Villagers in India flee flood threat

A Nepalese boy waits in the ruins for news of his missing family. Picture: AP

A Nepalese boy waits in the ruins for news of his missing family. Picture: AP

  • by BINAJ GURUBACHARYA
 

RESCUE workers in eastern India urgently evacuated tens of thousands of people yesterday after a landslide in neighbouring Nepal blocked a river that threatened to burst its banks and submerge scores of Indian villages.

Authorities in Nepal said there was no hope that more than 150 missing people were still alive after being buried by piles of rocks, mud and upturned trees in Saturday’s landslide in Mankha, about 75 miles east of Kathmandu. Nineteen others are confirmed dead.

The bodies of six women and three children were recovered yesterday afternoon, said Nepal’s Department of Natural Disaster Management.

But as workers continued to clear the debris, the danger area moved downstream to eastern India, where 125,000 people were in peril.

The landslide blocked a mountain river in Nepal, causing it to back up and form a massive lake that is threatening to overflow and flood the Indian villages.

“We are keeping our fingers crossed right now,” said Aniruddh Kumar, a senior disaster management official in India’s Bihar state. He said it was still not clear how much water might come down from the lake.

Nepal’s army triggered three controlled explosions on Saturday to allow some water to flow out of the lake, but yesterday most of it remained trapped.

Mr Kumar said Bihar state had asked all government doctors and civil officials in threatened areas to cancel holiday plans. Indian soldiers, as well as air force helicopters and jets, were on standby yesterday for relief and rescue operations.

The local government also invoked a law allowing authorities to forcibly evacuate villagers who refuse to leave their homes and property and move to higher ground or government-run relief camps. The government has so far evacuated 60,000 people and set up 120 such camps.

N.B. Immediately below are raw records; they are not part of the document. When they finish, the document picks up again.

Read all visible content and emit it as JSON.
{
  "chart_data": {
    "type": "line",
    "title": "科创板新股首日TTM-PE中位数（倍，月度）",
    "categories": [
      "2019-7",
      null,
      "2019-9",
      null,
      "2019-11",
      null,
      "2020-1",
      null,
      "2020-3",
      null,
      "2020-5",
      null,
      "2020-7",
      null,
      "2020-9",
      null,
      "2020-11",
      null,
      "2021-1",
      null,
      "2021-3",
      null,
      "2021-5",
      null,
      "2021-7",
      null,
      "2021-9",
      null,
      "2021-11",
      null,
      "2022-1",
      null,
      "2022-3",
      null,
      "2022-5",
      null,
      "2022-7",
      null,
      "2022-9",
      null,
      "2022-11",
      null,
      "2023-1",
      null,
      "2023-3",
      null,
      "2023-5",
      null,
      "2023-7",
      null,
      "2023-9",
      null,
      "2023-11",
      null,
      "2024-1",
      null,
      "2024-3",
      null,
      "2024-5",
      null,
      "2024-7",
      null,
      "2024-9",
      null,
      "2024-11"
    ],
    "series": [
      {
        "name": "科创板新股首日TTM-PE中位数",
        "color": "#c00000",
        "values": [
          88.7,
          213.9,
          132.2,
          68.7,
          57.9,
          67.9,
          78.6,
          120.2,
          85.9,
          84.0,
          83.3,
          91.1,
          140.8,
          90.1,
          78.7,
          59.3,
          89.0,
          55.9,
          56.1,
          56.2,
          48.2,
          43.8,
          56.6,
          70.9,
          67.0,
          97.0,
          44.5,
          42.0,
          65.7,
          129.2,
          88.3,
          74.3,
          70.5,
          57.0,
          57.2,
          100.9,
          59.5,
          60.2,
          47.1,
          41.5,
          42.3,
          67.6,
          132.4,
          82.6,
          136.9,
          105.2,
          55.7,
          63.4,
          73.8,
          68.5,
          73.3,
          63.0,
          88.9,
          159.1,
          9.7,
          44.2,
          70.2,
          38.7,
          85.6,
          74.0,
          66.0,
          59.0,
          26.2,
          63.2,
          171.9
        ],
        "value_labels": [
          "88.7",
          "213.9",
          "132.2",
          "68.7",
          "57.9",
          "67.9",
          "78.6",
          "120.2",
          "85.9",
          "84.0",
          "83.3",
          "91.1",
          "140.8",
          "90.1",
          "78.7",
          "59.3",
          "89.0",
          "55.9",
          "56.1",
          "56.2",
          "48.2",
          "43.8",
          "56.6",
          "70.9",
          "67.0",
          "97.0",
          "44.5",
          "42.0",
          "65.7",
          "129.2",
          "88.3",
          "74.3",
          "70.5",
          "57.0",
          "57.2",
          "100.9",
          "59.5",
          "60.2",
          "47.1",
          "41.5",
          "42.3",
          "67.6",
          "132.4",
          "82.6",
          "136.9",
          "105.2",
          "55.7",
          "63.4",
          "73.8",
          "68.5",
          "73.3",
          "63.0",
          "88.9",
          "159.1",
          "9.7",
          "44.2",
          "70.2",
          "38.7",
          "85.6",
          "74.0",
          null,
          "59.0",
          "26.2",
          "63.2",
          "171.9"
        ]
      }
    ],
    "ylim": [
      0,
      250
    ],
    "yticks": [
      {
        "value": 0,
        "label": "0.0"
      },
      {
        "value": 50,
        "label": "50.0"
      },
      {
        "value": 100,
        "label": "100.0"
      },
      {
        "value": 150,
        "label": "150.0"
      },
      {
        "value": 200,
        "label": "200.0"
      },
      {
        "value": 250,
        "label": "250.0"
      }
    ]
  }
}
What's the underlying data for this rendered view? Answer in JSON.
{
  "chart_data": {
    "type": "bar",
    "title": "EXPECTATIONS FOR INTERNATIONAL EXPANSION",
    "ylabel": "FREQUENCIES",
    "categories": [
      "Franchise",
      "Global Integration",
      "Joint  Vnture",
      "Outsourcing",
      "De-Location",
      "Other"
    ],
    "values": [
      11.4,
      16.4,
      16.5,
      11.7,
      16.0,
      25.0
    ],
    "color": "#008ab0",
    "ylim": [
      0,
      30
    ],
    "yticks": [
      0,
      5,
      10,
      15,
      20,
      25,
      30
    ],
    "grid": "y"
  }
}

The annual monsoon season is vital for the largely agrarian economies of South Asia but also brings floods and landslides that kill thousands and submerge hundreds of villages.

Meanwhile, more than 500 foreign tourists and their guides were rescued after the landslide blocked a major highway, leaving them stranded in a border town. Officials said more than 400 hikers and guides were picked up by helicopters and brought to Kathmandu on Sunday and another 200 people were evacuated yesterday.

This is peak trekking season in Tibet, with thousands of tourists annually visiting the region.